I would check in to the detox at Healing Transitions after being gone from there for 5 years, get clean all the way and started a job as a manager at a restaurant. It went out of business in 9 months, my sponsor had relapsed and I figured I may as well do the same. My wife moved out after my 6th rehab visit in 2018, and I found myself alone in a 4 bedroom house with no accountability, not that having my family there kept me from using, but now I could really use like I wanted to with nobody in my way. Because at the end of the day, they were just preventing me from going as hard as I’d liked to. I immediately found new connections and began shooting heroin, cocaine and crystal meth at 39 years old. I lost 100 lbs. in 6 months, gotten 7 of my front teeth knocked out in a drug deal gone bad, and had become unrecognizable even to myself at this point. On Christmas day 2019 I was arrested. At this point the only person that remotely would talk to me outside of drug dealers was my daughter, who seemingly just would not give up on me. I was released but refused to stop using. I was arrested again in January, this time for serious charges of drug possession and larceny, lost my 2nd house, all my personal belongings and went back to jail and suffered withdrawal like I’d never known. My daughter sold all my personal property I had left at my house and bonded me out. I went back to Healing Transitions, completed the short term program for Alumni they have there and moved out again. I was 42 years old back in the same place I’d been repeatedly; starting over. After failing to join a homegroup, and attempting to make things right with my ex wife rather than work steps, I ended up using again and was arrested quickly and back in jail again. This time the threat of prison was real, and I was in more hot water than even I could handle. I was released to UNC Wakebrooke after the judge let me sign myself out to go to treatment, amazingly.
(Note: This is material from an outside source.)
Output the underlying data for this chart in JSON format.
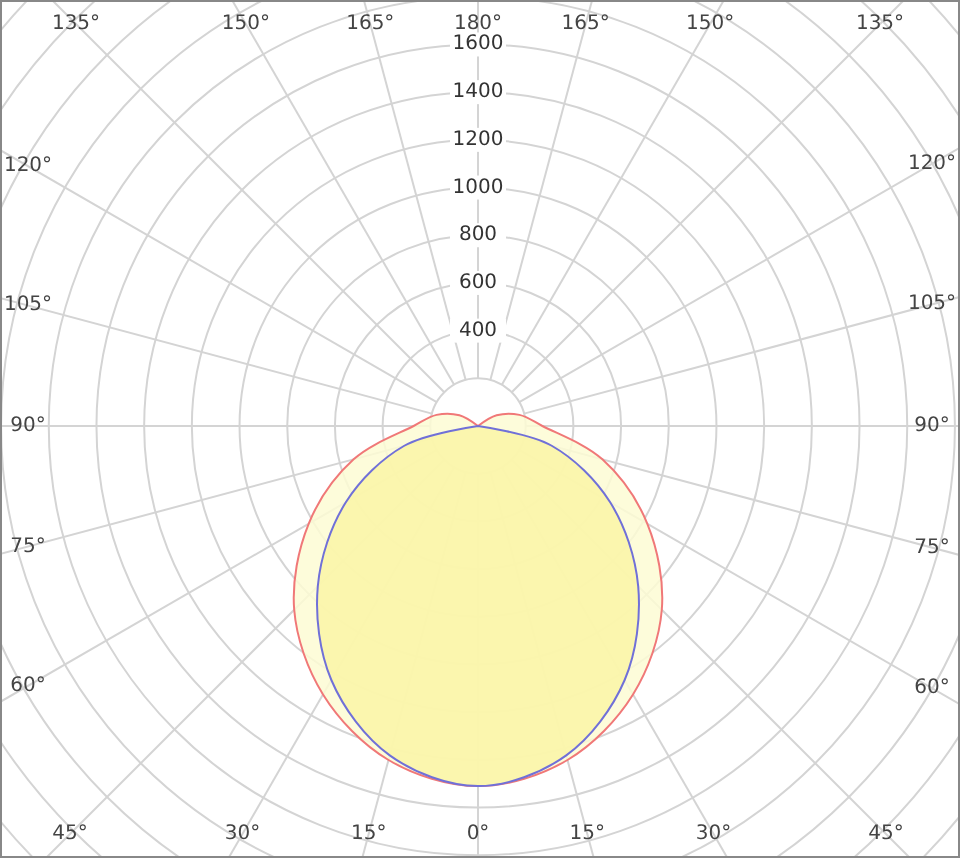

 I completely surrendered at this point. I got on my knees and prayed my last day of treatment because even though I knew it would mean certain doom, all I wanted to do was get high. God answered. Something shifted inside of me. I made a phone call to someone in the program and was picked up and taken to an Oxford House. Something was different inside of me. I was praying every morning and just simply asking for help not to get high. I dove in, and immediately asked for a service position at the house and began coordinating chores. I joined a homegroup that met twice a week, and voluntarily enrolled in IOP classes just to have something to do in my downtime.  I wasn’t working yet and just wanted to stay busy. I attended 250 meetings in 90 days, had gotten a sponsor and was meeting with him weekly to do step work. Before I knew it, 6 months had flown by and I was happy and excited about life. For the first time in my life my thoughts seemed to be on how to better my life instead of being worried about destroying it again. Right when I’d just about given up hope on finding a job, someone at my homegroup offered me a job running an auto repair shop here in Raleigh. Someone decided they would rent a house to me. My daughter moved back in with me at 20 years old so she could go to nursing school and save money. I have been clean and sober over a year now, and truly have been delivered from the depths of hell and trust everyday that if I make an effort to live right and ask for help, everything is going to continue to work out. The judge dismissed 12 of my 20 charges and put me on probation for the rest, keeping me out of prison. I go to 5 meetings a week, sponsor 3 men, make a gratitude list everyday and run a recovery humor meme page. Once I became willing to do a little, God did a whole lot.